At the air port Jess wanted to linger. It seemed that she would never be done with taking pictures. In the stillness of those moments I could feel the reality of leaving my family once more sinking in. My heart sped up, I could feel the heat rising in my head, and the flood was coming fast. My instinct was to move. I needed the distraction to keep the pain from driving deeper. I’m sure that for her the stillness helped. The longer she kept our little family intact the longer she could delay her pain, but I couldn’t hold out any longer. I had to go.
I feel a bit melodramatic writing in this way about such a short separation. I can only empathize in a small way with those military guys who’ve been away from their families for many months. It is only a month after all. A month seems like an eternity in the life of an infant. I think about how much he’ll change in this month and how many of those precious “firsts” I will miss. I’m going from hanging out with my bud every day to being a world away. The distance, I think, makes it more real. Leaving Jess has always been difficult. Leaving that little boy seemed nearly impossible. I’m sure that you other parents can relate.
I can’t tell if it was God softening the blow or the Devil driving it home, but on the first of my three flights there were two boys about the same age as Dawit. They both sat across the aisle in their mother’s arms. One was a row ahead of me the other a row behind. I tried not to stare, but I could hardly help it. They had the same wide grins and that same hearty little giggle as Dawit. The little guy in the row ahead would stare back at me with those same wide, alert, blue eyes and smile.

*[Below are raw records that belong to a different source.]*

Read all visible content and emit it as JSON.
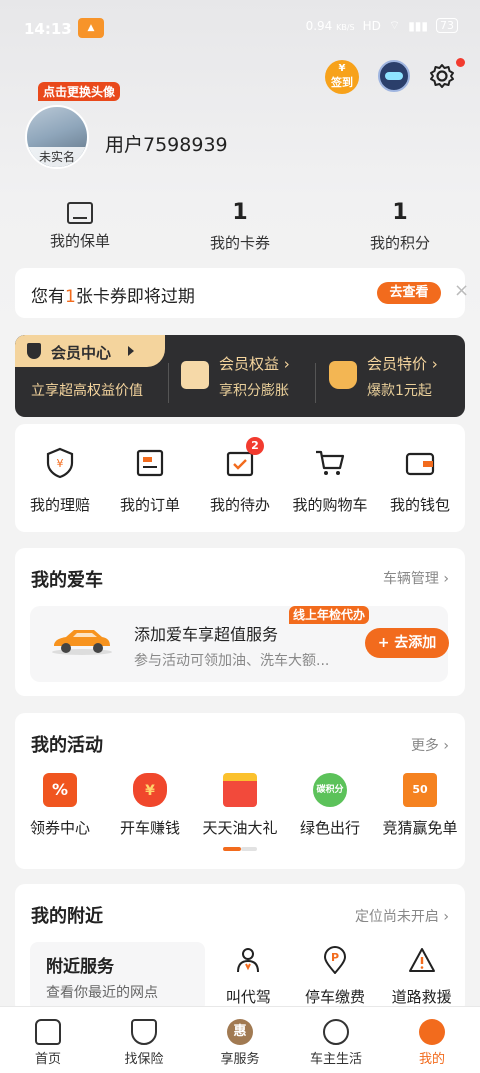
{
  "status": {
    "time": "14:13",
    "net_speed": "0.94",
    "net_unit": "KB/S",
    "battery": "73"
  },
  "header": {
    "checkin_label": "签到",
    "avatar_tip": "点击更换头像",
    "avatar_label": "未实名",
    "username": "用户7598939"
  },
  "stats": [
    {
      "value": "",
      "label": "我的保单"
    },
    {
      "value": "1",
      "label": "我的卡券"
    },
    {
      "value": "1",
      "label": "我的积分"
    }
  ],
  "notice": {
    "text_prefix": "您有",
    "count": "1",
    "text_suffix": "张卡券即将过期",
    "button": "去查看"
  },
  "vip": {
    "title": "会员中心",
    "subtitle": "立享超高权益价值",
    "benefits": [
      {
        "title": "会员权益 ›",
        "desc": "享积分膨胀"
      },
      {
        "title": "会员特价 ›",
        "desc": "爆款1元起"
      }
    ]
  },
  "quick": [
    {
      "label": "我的理赔"
    },
    {
      "label": "我的订单"
    },
    {
      "label": "我的待办",
      "badge": "2"
    },
    {
      "label": "我的购物车"
    },
    {
      "label": "我的钱包"
    }
  ],
  "car": {
    "title": "我的爱车",
    "manage": "车辆管理",
    "promo_title": "添加爱车享超值服务",
    "promo_desc": "参与活动可领加油、洗车大额...",
    "tag": "线上年检代办",
    "button": "+ 去添加"
  },
  "activities": {
    "title": "我的活动",
    "more": "更多",
    "items": [
      {
        "label": "领券中心",
        "icon_text": "%"
      },
      {
        "label": "开车赚钱",
        "icon_text": "¥"
      },
      {
        "label": "天天油大礼",
        "icon_text": ""
      },
      {
        "label": "绿色出行",
        "icon_text": "碳积分"
      },
      {
        "label": "竞猜赢免单",
        "icon_text": "50"
      }
    ]
  },
  "nearby": {
    "title": "我的附近",
    "location": "定位尚未开启",
    "service_title": "附近服务",
    "service_desc": "查看你最近的网点",
    "items": [
      {
        "label": "叫代驾"
      },
      {
        "label": "停车缴费"
      },
      {
        "label": "道路救援"
      }
    ]
  },
  "nav": [
    {
      "label": "首页"
    },
    {
      "label": "找保险"
    },
    {
      "label": "享服务",
      "icon_text": "惠"
    },
    {
      "label": "车主生活"
    },
    {
      "label": "我的"
    }
  ],
  "colors": {
    "accent": "#f26b1d",
    "vip_bg": "#2e2e30",
    "vip_gold": "#f4d49d"
  }
}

During my last trip Jess and I promised never to part in this way ever again. We would only make these trips together because the separations are just too tough. Never say what you will or will not do. Doing so almost insures that you will not or will do that very thing.

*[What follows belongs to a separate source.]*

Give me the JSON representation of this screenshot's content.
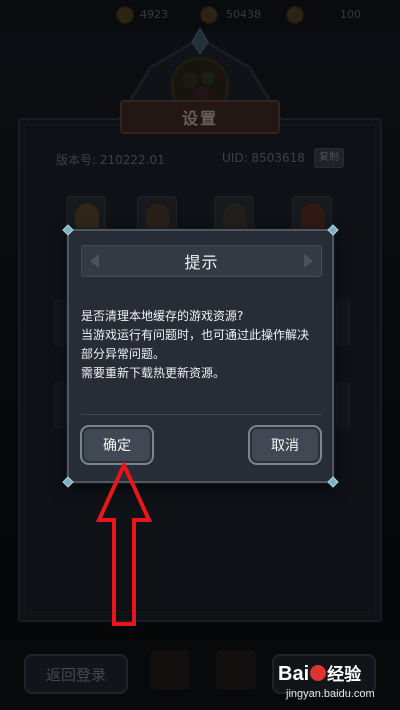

So there it is, after a long plane ride and a few hours sleep I’m up at three in the morning with no choice but to be still. The lightning flashing from the storm outside lights my cold, bare, little room reminding me of those last few moments in the airport as Jess forced me to linger. The only distraction now is the soothing hush of the driving rain on the roof and the crash of the thunder. I guess you can’t dance forever.